Some countries had their pavillions around Arsenale. My favourites were:
I wandered through to the back of Arsenale and found myself in the hypnotic, thrilling Indonesian section. After living in London for the past six months, I realised how I had missed the East and South-east Asian influence which is more evident in Australia. Under the theme of ‘Sakti’, from the Hindu concept of a sacred force of empowerment, the six Indonesian artists represented gave something hynotic, supernatural and impressive. Firstly, there was a dark dinner party of sculptures by Entang Wiharso. Figures sit around a dining table, reacting to the collapse of one of them under a chandelier made of snakes. The matriarch is standing, hand clasped to her breast – is she a figure of judgment, has she dealt revenge? The set-up immediately screams foul play, perhaps some kind of bitter family saga coming to a head.
Surrounding the table is an intricate backlit frieze with vegetation and men and women embracing.
Further inside the pavillion, there is a labyrinth of ceramics by Albert Yonathon, and towards the back of the room a beautiful pagoda set with traditional puppets dancing.

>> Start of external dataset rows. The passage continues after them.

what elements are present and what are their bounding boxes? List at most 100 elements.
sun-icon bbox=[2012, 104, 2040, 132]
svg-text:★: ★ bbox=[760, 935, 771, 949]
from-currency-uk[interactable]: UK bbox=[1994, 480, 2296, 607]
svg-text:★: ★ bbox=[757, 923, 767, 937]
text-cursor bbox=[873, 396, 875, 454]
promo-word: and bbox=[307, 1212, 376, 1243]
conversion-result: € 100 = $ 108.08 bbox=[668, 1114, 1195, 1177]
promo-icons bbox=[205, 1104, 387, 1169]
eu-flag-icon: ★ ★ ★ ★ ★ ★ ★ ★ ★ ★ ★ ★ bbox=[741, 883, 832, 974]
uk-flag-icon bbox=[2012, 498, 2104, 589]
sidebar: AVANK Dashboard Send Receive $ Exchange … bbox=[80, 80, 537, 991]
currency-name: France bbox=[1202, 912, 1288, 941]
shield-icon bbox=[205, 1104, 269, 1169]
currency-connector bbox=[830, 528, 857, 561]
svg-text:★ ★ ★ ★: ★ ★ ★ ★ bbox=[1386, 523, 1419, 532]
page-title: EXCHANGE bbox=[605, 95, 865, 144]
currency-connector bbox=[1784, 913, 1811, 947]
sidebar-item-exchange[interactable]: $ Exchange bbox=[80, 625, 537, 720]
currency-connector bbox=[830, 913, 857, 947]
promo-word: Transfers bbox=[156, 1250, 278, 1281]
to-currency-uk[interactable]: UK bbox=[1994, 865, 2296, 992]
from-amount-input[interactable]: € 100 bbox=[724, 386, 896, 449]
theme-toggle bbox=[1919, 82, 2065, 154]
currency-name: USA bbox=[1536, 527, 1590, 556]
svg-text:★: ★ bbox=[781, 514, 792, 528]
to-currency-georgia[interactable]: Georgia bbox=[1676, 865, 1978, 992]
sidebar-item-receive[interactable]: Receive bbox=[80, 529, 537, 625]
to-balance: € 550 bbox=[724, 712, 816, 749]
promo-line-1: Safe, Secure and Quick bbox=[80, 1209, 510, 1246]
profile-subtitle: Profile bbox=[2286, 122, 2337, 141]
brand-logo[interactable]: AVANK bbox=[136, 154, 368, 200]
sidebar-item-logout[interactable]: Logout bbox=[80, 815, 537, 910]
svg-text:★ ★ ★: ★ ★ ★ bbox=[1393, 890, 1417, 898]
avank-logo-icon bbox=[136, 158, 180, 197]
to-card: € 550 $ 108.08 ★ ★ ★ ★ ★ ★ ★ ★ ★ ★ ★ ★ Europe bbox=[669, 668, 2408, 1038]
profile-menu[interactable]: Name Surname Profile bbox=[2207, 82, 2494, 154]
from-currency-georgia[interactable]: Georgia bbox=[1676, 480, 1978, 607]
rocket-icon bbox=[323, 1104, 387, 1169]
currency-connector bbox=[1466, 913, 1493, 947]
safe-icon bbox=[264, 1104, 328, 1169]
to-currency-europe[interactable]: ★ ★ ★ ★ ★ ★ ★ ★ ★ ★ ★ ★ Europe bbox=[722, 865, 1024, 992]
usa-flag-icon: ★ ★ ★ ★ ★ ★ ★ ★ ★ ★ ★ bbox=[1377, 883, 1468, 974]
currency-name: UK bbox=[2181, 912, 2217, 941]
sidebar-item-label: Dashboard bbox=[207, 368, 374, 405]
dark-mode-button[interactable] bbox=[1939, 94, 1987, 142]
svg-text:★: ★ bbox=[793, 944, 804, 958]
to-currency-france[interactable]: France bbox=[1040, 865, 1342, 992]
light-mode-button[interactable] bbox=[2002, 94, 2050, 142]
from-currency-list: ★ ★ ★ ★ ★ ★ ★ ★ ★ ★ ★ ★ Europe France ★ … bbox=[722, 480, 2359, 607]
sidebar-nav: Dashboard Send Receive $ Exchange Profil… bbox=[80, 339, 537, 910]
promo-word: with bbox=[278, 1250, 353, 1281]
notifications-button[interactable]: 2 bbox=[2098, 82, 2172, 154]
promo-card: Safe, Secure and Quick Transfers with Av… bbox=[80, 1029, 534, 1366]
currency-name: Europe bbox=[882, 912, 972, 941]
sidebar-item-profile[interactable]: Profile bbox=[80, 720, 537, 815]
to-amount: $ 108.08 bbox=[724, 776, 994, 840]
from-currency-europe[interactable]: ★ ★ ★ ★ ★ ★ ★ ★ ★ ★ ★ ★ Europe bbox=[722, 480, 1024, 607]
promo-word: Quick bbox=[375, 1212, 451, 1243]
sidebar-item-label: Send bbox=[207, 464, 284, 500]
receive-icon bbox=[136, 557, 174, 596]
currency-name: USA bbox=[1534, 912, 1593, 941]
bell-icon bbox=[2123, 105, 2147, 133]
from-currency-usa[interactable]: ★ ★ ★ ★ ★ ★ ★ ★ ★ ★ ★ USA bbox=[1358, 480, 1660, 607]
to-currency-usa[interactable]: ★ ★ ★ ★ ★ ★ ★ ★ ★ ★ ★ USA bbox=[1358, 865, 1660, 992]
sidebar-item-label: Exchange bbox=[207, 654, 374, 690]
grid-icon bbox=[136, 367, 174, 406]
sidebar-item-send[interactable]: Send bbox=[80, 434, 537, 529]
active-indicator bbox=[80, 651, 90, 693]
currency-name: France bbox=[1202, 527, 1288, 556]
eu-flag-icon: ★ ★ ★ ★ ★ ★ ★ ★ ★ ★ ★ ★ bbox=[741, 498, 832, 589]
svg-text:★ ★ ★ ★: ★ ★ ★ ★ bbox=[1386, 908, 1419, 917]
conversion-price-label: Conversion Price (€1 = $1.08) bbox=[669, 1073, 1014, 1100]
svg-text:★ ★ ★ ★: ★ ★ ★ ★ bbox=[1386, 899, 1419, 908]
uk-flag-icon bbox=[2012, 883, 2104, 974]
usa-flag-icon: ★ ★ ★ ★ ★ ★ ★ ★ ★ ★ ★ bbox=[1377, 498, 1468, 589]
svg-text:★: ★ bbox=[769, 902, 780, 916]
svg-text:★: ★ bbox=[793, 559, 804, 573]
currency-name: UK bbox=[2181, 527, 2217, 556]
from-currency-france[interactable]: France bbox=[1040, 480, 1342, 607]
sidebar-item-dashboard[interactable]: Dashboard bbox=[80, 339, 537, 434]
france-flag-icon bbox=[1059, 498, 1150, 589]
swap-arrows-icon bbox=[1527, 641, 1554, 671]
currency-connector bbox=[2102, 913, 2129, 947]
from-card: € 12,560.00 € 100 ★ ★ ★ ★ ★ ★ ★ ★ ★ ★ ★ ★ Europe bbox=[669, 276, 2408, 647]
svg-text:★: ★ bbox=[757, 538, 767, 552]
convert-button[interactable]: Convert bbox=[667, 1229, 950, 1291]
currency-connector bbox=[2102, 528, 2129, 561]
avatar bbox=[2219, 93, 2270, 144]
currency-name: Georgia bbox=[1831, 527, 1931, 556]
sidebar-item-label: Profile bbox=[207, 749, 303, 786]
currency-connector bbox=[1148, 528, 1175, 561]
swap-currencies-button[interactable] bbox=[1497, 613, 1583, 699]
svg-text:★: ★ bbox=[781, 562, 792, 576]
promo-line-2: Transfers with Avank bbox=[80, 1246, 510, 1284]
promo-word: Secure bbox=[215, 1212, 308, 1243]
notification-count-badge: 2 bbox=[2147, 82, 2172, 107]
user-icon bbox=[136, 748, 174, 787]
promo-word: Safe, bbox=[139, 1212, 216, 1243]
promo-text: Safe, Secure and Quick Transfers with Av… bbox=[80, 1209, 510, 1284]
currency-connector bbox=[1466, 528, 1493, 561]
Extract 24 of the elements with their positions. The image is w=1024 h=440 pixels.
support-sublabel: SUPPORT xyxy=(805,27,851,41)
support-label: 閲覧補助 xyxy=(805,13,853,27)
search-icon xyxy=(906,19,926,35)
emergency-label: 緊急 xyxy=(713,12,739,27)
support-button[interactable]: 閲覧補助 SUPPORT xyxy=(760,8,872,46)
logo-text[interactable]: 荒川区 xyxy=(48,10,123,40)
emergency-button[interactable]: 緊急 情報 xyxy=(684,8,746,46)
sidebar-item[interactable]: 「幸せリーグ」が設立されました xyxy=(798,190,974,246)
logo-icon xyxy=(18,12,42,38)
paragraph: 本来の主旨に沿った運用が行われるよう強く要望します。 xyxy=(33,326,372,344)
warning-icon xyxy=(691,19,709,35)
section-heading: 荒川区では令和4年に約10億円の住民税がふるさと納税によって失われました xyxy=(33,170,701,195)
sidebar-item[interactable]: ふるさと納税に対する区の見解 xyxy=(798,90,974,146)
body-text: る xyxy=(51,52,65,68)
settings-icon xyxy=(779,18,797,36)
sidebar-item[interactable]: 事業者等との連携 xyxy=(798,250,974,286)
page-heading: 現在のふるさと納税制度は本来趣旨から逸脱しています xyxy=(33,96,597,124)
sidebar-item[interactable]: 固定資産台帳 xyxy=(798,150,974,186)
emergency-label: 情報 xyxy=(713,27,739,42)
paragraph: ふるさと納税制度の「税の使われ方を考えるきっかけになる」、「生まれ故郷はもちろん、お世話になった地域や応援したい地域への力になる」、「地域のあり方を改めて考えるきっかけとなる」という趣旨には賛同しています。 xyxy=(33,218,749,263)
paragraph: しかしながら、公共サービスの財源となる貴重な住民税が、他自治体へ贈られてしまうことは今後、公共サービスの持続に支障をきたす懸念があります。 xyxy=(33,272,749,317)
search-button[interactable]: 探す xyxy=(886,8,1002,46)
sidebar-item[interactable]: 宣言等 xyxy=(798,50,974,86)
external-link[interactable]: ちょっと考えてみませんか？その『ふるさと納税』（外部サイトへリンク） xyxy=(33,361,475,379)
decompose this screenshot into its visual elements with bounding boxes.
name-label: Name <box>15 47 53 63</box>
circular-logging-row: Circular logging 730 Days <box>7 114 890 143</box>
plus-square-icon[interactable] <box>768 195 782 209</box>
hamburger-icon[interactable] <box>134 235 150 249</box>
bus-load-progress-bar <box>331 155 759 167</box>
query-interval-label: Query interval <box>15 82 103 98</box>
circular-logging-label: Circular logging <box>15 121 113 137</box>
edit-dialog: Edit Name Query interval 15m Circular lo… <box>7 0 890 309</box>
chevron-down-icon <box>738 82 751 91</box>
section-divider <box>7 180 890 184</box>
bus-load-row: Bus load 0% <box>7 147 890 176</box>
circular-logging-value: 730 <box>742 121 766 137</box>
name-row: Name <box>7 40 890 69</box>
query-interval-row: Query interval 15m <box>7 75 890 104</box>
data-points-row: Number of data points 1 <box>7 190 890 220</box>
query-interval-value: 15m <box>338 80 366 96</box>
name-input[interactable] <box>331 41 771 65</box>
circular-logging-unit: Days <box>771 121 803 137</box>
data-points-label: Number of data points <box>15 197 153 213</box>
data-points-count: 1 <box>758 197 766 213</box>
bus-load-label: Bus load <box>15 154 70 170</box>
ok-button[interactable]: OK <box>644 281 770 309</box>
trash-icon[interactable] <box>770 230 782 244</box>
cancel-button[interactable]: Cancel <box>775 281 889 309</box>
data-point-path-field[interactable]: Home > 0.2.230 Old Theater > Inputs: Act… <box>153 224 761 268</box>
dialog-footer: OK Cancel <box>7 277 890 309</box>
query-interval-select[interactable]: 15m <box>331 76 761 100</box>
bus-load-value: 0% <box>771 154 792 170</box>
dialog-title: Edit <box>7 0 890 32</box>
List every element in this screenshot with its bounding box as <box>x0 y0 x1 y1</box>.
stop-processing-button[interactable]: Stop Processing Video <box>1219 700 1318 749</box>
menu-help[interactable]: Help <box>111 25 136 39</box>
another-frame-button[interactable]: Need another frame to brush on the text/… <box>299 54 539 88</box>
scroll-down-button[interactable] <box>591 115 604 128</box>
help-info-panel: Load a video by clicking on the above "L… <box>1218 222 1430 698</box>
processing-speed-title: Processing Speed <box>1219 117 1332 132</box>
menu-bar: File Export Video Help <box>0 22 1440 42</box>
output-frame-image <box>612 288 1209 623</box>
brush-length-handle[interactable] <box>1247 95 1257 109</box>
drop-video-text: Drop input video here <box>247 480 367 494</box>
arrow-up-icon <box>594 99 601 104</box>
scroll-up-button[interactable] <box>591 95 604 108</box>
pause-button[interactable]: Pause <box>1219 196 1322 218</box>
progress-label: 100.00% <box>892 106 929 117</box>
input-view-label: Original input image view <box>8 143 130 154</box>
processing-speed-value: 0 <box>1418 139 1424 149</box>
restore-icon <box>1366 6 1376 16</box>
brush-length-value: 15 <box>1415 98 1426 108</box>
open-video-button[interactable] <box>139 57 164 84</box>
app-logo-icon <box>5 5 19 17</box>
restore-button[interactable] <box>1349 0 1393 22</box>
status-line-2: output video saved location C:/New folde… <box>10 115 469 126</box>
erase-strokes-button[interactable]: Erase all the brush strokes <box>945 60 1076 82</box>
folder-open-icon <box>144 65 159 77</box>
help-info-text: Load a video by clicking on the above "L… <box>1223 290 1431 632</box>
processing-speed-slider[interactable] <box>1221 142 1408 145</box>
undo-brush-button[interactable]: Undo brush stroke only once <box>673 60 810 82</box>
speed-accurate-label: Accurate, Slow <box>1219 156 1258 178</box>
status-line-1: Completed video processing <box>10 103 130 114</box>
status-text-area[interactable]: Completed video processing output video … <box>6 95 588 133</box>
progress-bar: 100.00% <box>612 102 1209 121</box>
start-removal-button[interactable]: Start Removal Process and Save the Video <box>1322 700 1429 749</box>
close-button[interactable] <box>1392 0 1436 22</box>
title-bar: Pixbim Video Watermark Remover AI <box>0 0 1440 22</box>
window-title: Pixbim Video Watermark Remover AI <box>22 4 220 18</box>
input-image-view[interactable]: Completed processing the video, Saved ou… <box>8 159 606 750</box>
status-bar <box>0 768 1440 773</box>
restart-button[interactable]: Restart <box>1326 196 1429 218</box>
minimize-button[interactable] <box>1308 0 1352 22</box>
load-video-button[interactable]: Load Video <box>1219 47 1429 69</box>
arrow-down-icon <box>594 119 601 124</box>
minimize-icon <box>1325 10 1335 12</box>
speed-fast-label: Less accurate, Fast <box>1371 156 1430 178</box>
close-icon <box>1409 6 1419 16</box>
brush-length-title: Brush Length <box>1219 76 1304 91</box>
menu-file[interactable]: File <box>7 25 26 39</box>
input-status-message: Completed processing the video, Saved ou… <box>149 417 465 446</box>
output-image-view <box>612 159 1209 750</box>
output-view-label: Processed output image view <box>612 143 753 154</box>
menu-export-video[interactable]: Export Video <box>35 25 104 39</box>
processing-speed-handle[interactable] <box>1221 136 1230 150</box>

This exhibition gave a snapshot of some of the multiculturalism and magic of that great archipelago.
Wim Botha’s sculptures made of books were cracked and creative: from a skull, to a winged head on a plinth, to a self-portrait in exile.
Getting into the spirit of the city of canals and drawing on it’s own maritime heritage, Portugal’s country pavilion was anchored on a boat just off Giardini. The small interior was festooned with crocheted jellyfish and tentacles, complete with an evolving light installation. Immersive and wonderful, it felt like being under the sea, but even better because moving Portuguese fado music was piped through.